Saturday, May 7, 2011

Portfoolio 23 (Book Review)

Bill Brownstein, The Gazette, November 15, 2009


Quebec cartoonists need only wait for politicians to hand them ideas

There was much grief and gnashing of teeth in certain quarters when Dubya sashayed out of the White House this year, and when Sarah Palin failed to make it in, with John McCain.

No, not only among the Republicans, silly. But also among editorial cartoonists.

Similarly, there was sadness in these parts - not only Liberals - when Stéphane Dion got the boot as boss. On the other hand, Canadian editorial cartoonists aren't complaining about his replacement, Iggy, as a target. Or, for that matter, Chuckles Harper.

Sure, the world is on the brink of disaster: swine flu, economic crises, global warming, North Korean nuclear testing, Twitter, John Minus Kate Plus 8. But what a grand time our cartoonists are having depicting our planet's demise in their gloriously irreverent drawings.

To many local anglos, there may appear to be only two kinds of compendiums of Canadian editorial cartoons: those by Terry Mosher (Aislin), such as his most recent and 42nd delight, Shenanigans, and those in which Aislin merely contributes, along with colleagues across the country, such as the new Portfoolio 23: The Year's Best Canadian Editorial Cartoons.

And as Aislin would be the first to mention, this country is a hotbed for editorial cartoonists. This province in particular.

Apart from Aislin, there is his buddy Serge Chapleau, the ever-piquant La Presse cartoonist; Le Droit's Bado, Guy Badeaux; Le Soleil's André-Philippe Côté; Le Devoir's Garnotte, Michel Garneau; Pascal Elie, The Gazette's Sunday and Monday cartoonist; freelancers Fleg (Christian Daigle) and Nemo (Jose Neves); and, of course, the Mirror's Dave Rosen. And for the record, some of the above - Chapleau, Côté, Garnotte, Rosen - have also released their own solo volumes.

But all of the above, as well as representatives from across the land, are included in Portfoolio 23: The Year's Best Canadian Editorial Cartoons. And what a year it has been. Then again, so were the preceding 22 years, documented in previous Portfoolio editions. And, likely, so will be the years to come, until the planet blows up.

Their drawing styles may contrast dramatically, but these Canadian cartoonists all share one thing in common: they take no prisoners when lampooning ludicrous politicos and alleged cultural icons, not to mention the sad state of the universe. It is, of course, to laugh. Which beats the alternative all to hell.

Rosen feels that Quebec produces an inordinate number of acidic cartoonists for a couple of reasons.

"For starters, there are an inordinate number of daily, weekly and monthly and whatever newspapers in this province, almost all of which employ cartoonists," says Rosen, who has seven of his creations, in Portfoolio 23, including the back cover. 

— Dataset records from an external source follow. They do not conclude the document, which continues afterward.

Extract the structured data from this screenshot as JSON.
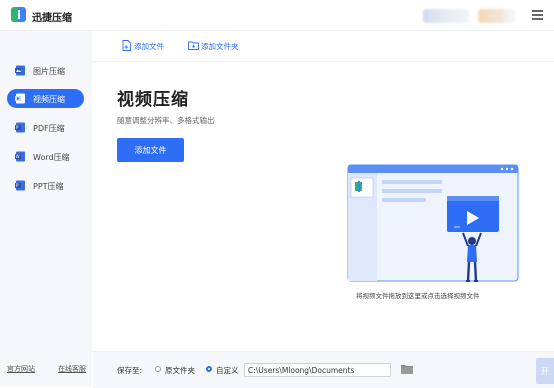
{
  "app": {
    "title": "迅捷压缩"
  },
  "sidebar": {
    "items": [
      {
        "label": "图片压缩",
        "icon": "image-file-icon",
        "active": false
      },
      {
        "label": "视频压缩",
        "icon": "video-file-icon",
        "active": true
      },
      {
        "label": "PDF压缩",
        "icon": "pdf-file-icon",
        "active": false
      },
      {
        "label": "Word压缩",
        "icon": "word-file-icon",
        "active": false
      },
      {
        "label": "PPT压缩",
        "icon": "ppt-file-icon",
        "active": false
      }
    ],
    "footer_links": [
      "官方网站",
      "在线客服"
    ]
  },
  "toolbar": {
    "add_file_label": "添加文件",
    "add_folder_label": "添加文件夹"
  },
  "main": {
    "heading": "视频压缩",
    "subheading": "随意调整分辨率、多格式输出",
    "add_file_button": "添加文件",
    "drop_hint": "将视频文件拖放到这里或点击选择视频文件"
  },
  "bottom": {
    "save_label": "保存至:",
    "option_source": "原文件夹",
    "option_custom": "自定义",
    "selected_option": "自定义",
    "path_value": "C:\\Users\\Mloong\\Documents",
    "start_button": "开"
  },
  "colors": {
    "accent": "#2e6ef6",
    "sidebar_bg": "#f5f7fb",
    "illustration_bg": "#eef3fc"
  }
}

"But more to the point, Quebec politics just makes it so easy for us. And, as an added bonus, Montreal politics have suddenly become juicy. Add to that the seemingly annual federal elections, and there's just never a dull moment here.

"You don't even have to come up with ideas here anymore. The politicians pretty much just hand them to you. And then there's the whole world stage for fodder - be it the U.S. or North Korea. These are golden times for editorial cartoonists."

Rosen, a one-time CBC Radio traffic reporter, has been doodling since he was a young teen. Not long after, he did editorial cartoons for the defunct local underground paper Logos. His inspirations were famed American cartoonist Robert Crumb as well as Aislin - who also did time at Logos - and Chapleau.

"When I began, I tried doing Aislin's masterly cross-hatching style, but over the years I've simplified my style," notes Rosen, who drew for Hour for 10 years before moving over to the Mirror seven years ago. "I'd say I was more of a minimalist now. Actually, I'm moving closer to the Looney Tunes style - which may be because I'm a big fan of Tex Avery and Chuck Jones.

"But I love doing the Canadian party leaders. They look like Star Trek characters: Harper is Kirk, Iggy is Spock; and Jack and Gilles, the two expendable crewmen on the ship. Canadian politicians are essentially a gift to cartoonists. It's the good-looking politicians like Obama who are a problem. It takes time to get their likeness into caricature."

Rosen faces different challenges than fellow cartoonists who work for the dailies. "It would be a blast to get in there four or five days a week and draw on the topic du jour," says Rosen, who has had a cartoon published in the New York Times. "The difficulty about cartooning for a weekly is to pick a story that will have legs for a week. There's a lot of serious head-banging on Monday morning before my deadline trying to find that story."

But Rosen, like the others, is at least blessed to live in a place where there is no shortage of enduring stories - soaps, sitcoms?